この小説を書いたのはわたし? それともあなた?
あなたはだあれ?
わたしはだあれ?
だれかおしえてくれないかしら?
四百字詰め原稿用紙三百枚分の没原稿(またしてもこんなに紙資源を無駄にしてしまった!)を前に、おまえそんなに森和木(もりわき)ホリーが好きなら弟子にならねえか、と鏡味(かがみ)氏に言われたのだった。編集部の一番隅の、本や紙の束が堆(うずたか)く積み上げられている机の前。そこが編集部の僻地であるのをいいことに机と窓の間のスペースまでも鏡味氏が勝手に利用しているせいで(まるで巣だ、と来るたびに思う)、通路としての機能は完全に失われてしまっている。鏡味氏からはわずかにアルコールの臭いがしているから、もしかしたら、ランチの時にビールくらいは飲んだのかもしれない。それでそんなことを言いだしたのかもしれない。
鏡味氏の声はつねに聞き取りにくい。おれだっておまえ、なにも好きこのんで、おまえの原稿、没にしてるわけじゃねえんだぞ、おまえがへったくそだからだぞ、おまえの書く原稿、古くっさいしな、だけどまあ、そこがそれ、國崎真実(くにさきまみ)って作家の持ち味なのかもしれねえしな、どうせ森和木ホリーの影響受けてるんなら、いっそ継承者としていっぱしになってみろよ、え?
で、で、で、でし、って、弟子って、弟子になるのってそんなに簡単に、なりたいからってなれるものなんですか、とあたふたしながら訊ねると、あ? ん? なれるよ。だって、おれだよ? おれが言ってんだよ(おれ様とは言わなかった)。なれるに決まってるじゃないか。ただし、弟子になったからといって、おまえがどれだけ学べるのかはしんないけどな、実際、今はもう、ホリー先生も原稿書いてるわけじゃないんだし、ようするに身の回りの世話とかさ、そういうのをする、いわば内弟子ってやつよ。あのな、ホリー先生、来週早々退院してくんだよ、で、まあ、リハビリの効果の甲斐なく相変わらず足、ひきずってるしな、しばらくは誰か近くにいた方がいいんだよ、通いの秘書、つうか、長年ホリー先生に仕えている宇城(うしろ)っつうのがあれこれやってるから、べつにたいしてなにかしなくちゃならないってわけじゃないんだが、夜中に一人にしておくのもあれだしな。
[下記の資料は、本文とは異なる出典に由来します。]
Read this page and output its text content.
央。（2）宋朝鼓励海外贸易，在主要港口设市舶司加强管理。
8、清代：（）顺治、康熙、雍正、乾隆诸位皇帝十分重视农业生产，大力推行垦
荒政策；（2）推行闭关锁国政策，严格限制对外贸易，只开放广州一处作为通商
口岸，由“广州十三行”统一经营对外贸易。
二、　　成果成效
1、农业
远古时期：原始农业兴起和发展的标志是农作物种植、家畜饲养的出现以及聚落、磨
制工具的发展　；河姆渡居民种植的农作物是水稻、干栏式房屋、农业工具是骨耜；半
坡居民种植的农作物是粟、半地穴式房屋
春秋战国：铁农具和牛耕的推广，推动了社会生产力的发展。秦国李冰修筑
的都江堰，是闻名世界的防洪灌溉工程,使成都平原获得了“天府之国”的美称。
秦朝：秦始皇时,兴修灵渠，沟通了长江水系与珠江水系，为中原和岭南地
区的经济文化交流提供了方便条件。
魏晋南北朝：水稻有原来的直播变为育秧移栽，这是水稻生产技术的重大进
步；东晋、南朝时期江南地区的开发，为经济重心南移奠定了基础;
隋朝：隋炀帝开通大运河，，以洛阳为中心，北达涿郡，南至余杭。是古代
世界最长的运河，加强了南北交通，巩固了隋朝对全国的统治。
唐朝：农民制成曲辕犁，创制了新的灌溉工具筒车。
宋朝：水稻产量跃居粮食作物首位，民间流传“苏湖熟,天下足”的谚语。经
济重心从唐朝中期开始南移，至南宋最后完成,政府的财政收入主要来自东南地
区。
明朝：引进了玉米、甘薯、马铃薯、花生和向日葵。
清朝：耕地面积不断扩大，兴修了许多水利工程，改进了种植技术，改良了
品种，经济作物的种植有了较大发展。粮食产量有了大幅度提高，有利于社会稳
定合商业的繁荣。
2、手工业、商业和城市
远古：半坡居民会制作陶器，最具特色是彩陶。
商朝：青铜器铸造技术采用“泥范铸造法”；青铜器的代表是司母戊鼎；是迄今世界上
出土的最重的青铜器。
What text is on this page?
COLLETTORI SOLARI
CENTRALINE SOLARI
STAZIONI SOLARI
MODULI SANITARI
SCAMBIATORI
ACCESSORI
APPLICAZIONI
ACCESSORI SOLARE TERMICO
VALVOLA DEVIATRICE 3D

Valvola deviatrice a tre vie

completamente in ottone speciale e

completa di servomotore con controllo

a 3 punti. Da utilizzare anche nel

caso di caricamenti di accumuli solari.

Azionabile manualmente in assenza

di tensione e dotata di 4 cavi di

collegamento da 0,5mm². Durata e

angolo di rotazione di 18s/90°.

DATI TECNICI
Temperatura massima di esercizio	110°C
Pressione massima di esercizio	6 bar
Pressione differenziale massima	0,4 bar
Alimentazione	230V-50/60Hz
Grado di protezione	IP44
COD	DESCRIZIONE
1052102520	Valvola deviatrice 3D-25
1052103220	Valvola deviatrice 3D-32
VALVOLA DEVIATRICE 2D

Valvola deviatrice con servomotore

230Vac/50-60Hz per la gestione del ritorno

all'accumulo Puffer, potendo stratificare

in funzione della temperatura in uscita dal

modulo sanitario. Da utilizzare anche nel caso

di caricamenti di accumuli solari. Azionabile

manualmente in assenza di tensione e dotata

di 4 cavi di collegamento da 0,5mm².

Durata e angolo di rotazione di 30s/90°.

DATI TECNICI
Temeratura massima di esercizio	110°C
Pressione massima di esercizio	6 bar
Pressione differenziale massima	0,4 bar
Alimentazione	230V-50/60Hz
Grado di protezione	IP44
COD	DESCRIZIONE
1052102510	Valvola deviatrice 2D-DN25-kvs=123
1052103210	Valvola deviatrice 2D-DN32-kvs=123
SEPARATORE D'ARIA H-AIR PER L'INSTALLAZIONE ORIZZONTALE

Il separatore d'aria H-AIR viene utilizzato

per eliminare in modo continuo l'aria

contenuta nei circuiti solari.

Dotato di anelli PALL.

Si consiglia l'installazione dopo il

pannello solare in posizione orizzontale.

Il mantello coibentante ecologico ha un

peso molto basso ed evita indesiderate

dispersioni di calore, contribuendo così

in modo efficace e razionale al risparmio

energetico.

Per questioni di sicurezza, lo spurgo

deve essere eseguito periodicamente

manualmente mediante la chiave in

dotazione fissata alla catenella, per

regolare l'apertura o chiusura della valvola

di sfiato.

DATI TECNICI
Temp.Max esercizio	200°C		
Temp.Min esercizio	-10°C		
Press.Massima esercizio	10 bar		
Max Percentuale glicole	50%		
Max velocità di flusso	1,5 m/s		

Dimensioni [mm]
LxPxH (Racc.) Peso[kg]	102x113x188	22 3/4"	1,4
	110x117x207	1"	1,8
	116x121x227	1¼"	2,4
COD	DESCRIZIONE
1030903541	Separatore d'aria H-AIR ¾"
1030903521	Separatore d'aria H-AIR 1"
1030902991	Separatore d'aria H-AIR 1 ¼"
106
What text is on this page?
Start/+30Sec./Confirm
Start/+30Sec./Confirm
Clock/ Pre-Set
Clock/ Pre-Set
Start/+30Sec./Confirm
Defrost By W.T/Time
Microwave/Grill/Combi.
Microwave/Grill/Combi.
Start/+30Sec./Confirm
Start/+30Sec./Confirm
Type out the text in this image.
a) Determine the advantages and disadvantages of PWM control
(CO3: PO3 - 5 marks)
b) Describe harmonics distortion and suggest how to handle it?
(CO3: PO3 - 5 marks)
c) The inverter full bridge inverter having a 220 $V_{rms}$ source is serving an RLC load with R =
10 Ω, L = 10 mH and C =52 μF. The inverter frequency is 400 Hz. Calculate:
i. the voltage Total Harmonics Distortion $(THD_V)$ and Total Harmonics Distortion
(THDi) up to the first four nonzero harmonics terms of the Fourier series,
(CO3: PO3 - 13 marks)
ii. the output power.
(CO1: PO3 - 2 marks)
手も足りないみたいだしな。一応、森和木ホリーの著作はいまだにアニメ化だの、映画化だので、絶えず動きはあるし、ぴかぴかのドル箱って時代は過ぎたとはいえ、それなりの存在ではあるわけだし、うちの会社としてもほっとけないのよ。近頃じゃ、海外でも人気だし。それに、だ。おまえみたいなのがそばにいて、いかに影響を受けたかを訥々(とつとつ)と語ってみろよ、そいつが刺激になってまた書く気になってくれるかもしれないぞ。そしたら、錦船(にしきぶね)シリーズの続きが読めるぞ。もうおまえ、それだけでやった、って感じしねーか。それにまあ、そんなことより、おまえだおまえ。おまえ、この一年、没ばっか、だろ。新人作家としての賞味期限もそろそろ切れるぞ。いいのか、それで。ここらで、一発浮上しとかないとまずいぞ。そのためにもだ、ホリーさんの胸、借りてみろ。担当編集者としての、心からのアドヴァイスだ。
なんかこう、だまされたんじゃないか、という気がしないでもなかったが、中学時代むさぼるように読んだ森和木ホリーの内弟子になるのか、なれるのか、だったら、と甘い誘惑に乗せられてうかうか引き受けてしまったのが五日前。